If your child is consistently irritable when they’re tired or hungry, no doubt you’ve already created strategies for keeping your own anger at bay at danger times, which are all based on the idea that you know when they’re not at their best. And if a colleague, extended family member or friend pushes your buttons, you can also prepare yourself by making a prediction about what they will say or do that would usually annoy you. Smile inwardly when your prediction comes true. See how others’ actions hurt less when we stay in observation mode – just observing other people in a non-judgmental way.
To some extent, how well siblings get on with one another is just luck of the draw, but personality traits, level of hardship experienced, age gaps, and the number of children all play a role. All parents dream of creating a family in which their adult children remain close and support each other through life. Sadly, but not surprisingly, sibling rivalry is very common and the competitiveness and resentment can last way into adulthood. Although there is no guaranteed formula for preventing family feuds, there are some ways to promote sibling harmony:
- Give children the chance to sort out their own squabbles. As long as it’s not getting too rough or abusive in any way, kids can be fighting one minute and giggling the next. When we jump in too quickly, we risk dividing them rather than allowing them to come together.
- Try not to reward disloyalty. Call it dobbing or telling tales – but if we act on the word of one child over the other, we reinforce this behaviour and another opportunity for them to sort it out for themselves goes begging. If one child tells you that they have been hurt in some way, encourage them to stand up for themselves. If a child is dobbing on a sibling for some wrong doing, remind them that you’re the parent and they needn’t worry about policing their brother or sister’s behaviour.
- Don’t give one power over the other. Unless there’s a large age gap, giving an older child the responsibility of looking after the younger children can lead to resentment. Instead, it’s good to give them all age-appropriate responsibilities.

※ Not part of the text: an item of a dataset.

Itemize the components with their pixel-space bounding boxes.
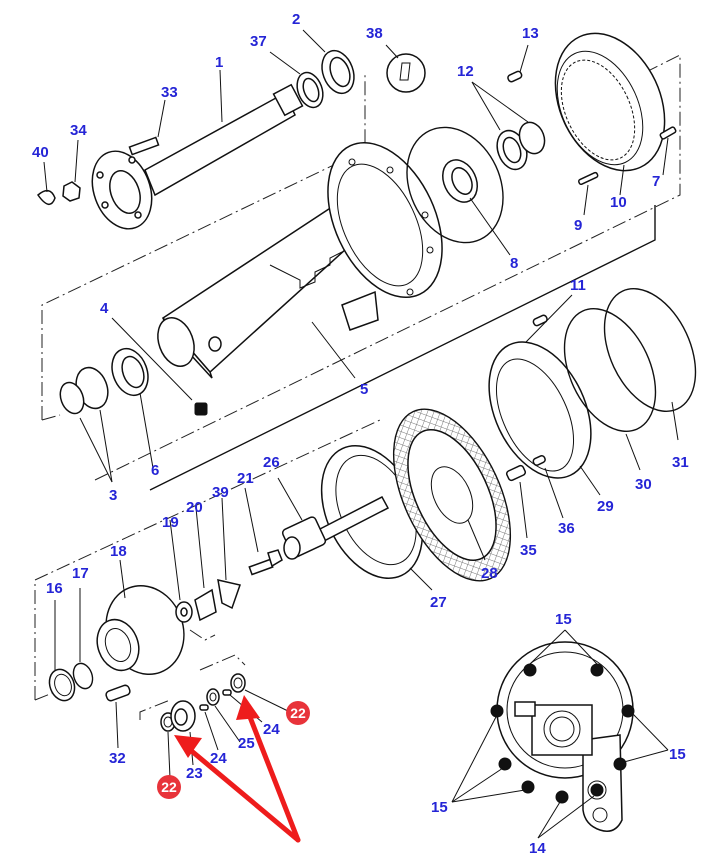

- Encourage siblings to advise each other. Family dinners provide the perfect opportunity to workshop various dilemmas. If one child is having problems with a teacher or a friend, encourage the other children to offer their advice on what to do. They often have far better ideas on what works in the classroom or in the playground than we do.
- Be proud when they are united against you. Whenever you hear one child sticking up for another, know that you’re doing a good job. When you hear them say Don’t listen to Mum or Dad – that won’t work, try this …., be pleased. You might still overrule any class action your children attempt to take against you, but at least you know that their relationship with each other is getting stronger and stronger.
- Never divide and conquer. If you complain to one child about another, then you can unconsciously be aligning them to you by making them feel special. Instead, model empathy and compassion by expressing concern about a child who is acting out and vent to your partner or close friends instead.